PHILADELPHIA (Reuters) - Nokia Corp and Siemens AG failed to secure a deal for investors for a controlling stake in their unprofitable joint venture, The Wall Street Journal reported on Sunday.
The companies, which could not be immediately reached for comment, are now weighing investing more money in the venture, which is called Nokia Siemens Networks (NSN), the newspaper said in its electronic edition.
Talks to sell a controlling stake in the venture, which is the world’s No. 2 maker of wireless-networking gear, to a consortium that includes private-equity firms Gores Group LLC and Platinum Equity LLC are not expected to succeed, the newspaper said.

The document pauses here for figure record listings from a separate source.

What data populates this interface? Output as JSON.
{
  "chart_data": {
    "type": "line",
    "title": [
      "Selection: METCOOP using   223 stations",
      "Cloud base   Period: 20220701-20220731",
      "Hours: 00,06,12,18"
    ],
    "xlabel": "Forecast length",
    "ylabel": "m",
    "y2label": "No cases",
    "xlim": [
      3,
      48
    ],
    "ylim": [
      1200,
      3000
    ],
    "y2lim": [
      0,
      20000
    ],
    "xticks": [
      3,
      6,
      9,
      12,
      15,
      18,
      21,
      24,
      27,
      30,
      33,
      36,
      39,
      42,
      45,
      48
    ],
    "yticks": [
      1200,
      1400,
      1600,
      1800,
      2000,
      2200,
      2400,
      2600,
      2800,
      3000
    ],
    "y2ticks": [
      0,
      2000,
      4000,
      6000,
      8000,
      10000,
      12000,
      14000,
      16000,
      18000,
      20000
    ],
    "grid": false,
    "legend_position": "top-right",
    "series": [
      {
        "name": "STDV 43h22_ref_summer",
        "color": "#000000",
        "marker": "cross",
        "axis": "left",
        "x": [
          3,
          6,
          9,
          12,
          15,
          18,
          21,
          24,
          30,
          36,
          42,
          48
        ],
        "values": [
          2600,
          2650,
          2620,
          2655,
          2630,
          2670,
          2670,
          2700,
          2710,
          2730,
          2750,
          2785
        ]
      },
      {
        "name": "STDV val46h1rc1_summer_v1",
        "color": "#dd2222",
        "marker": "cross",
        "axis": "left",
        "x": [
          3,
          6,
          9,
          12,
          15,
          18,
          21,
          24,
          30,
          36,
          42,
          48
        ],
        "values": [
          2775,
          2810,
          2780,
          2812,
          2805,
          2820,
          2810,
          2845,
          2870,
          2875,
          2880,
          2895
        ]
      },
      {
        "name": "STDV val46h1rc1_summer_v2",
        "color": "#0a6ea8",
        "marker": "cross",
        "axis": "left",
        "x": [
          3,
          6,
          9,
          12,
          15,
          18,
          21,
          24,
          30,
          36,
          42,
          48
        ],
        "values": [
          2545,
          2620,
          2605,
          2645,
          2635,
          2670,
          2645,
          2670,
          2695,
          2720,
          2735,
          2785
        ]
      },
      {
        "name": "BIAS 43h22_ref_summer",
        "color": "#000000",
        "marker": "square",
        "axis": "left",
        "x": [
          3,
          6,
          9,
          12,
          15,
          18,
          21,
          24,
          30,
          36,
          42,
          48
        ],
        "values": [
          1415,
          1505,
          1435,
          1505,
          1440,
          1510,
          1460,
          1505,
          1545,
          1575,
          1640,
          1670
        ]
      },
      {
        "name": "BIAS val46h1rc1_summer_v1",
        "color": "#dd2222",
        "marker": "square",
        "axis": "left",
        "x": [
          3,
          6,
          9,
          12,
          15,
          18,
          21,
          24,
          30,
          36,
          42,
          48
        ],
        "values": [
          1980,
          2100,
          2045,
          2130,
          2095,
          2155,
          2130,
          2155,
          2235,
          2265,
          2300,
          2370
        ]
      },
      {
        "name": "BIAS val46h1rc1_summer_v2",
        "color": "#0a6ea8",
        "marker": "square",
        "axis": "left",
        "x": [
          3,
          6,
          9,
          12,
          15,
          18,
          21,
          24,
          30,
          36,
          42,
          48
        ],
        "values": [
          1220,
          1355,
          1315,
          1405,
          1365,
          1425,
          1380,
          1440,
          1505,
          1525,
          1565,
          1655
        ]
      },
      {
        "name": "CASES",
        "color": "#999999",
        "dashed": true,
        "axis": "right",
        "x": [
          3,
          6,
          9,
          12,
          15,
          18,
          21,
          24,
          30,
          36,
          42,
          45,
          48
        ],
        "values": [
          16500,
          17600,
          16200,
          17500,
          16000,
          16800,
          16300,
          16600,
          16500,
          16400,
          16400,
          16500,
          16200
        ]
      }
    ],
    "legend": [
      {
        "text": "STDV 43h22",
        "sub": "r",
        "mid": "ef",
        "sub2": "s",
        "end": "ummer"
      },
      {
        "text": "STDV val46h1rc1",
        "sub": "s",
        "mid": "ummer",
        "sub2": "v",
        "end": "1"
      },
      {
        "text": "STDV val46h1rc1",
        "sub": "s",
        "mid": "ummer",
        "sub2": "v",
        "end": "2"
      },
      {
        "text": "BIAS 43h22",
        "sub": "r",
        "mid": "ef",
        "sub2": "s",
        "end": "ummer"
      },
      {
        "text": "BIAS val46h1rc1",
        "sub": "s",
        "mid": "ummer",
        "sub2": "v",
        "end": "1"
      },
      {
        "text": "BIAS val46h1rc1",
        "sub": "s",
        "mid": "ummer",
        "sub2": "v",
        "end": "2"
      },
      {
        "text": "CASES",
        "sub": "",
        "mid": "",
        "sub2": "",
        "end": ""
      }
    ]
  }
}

“Any potential investor would need to see some light at the end of the tunnel with regards to profitability for NSN,” Earl Lum, chief of telecom gear industry research firm EJL Wireless, told Reuters.
“In light of the fact that the company has only recorded profitability in two quarters since 2007, we believe that investors are uncomfortable with the current valuation that Nokia and Siemens are seeking for NSN,” Lum said.
Nokia and German industrial group Siemens merged their telecom equipment businesses on a 50-50 ownership basis in 2007 in a six-year deal, hoping to quickly reach double-digit margins, but the venture has struggled to make a profit.
Nokia and Siemens each owns half of the business, but Nokia holds four of the seven board seats. With Nokia Siemens Networks losing nearly $1 billion last year, the sale of a majority stake would have let Nokia eliminate a major drag on its financial results, the newspaper said.
Siemens has been frustrated with its partner’s inability to find a solution and Siemens could take control of the joint venture, the newspaper said.
Private equity firms KKR and TPG still could strike a deal that would involve them taking a small stake in Nokia Siemens, the newspaper said.
The Financial Times reported earlier this month that the two private equity firms had decided against bidding for a stake in the venture after failing to agree on price and level of control.
Earlier this month, Nokia said it was in talks with “multiple parties” about its stake in Nokia Siemens Networks.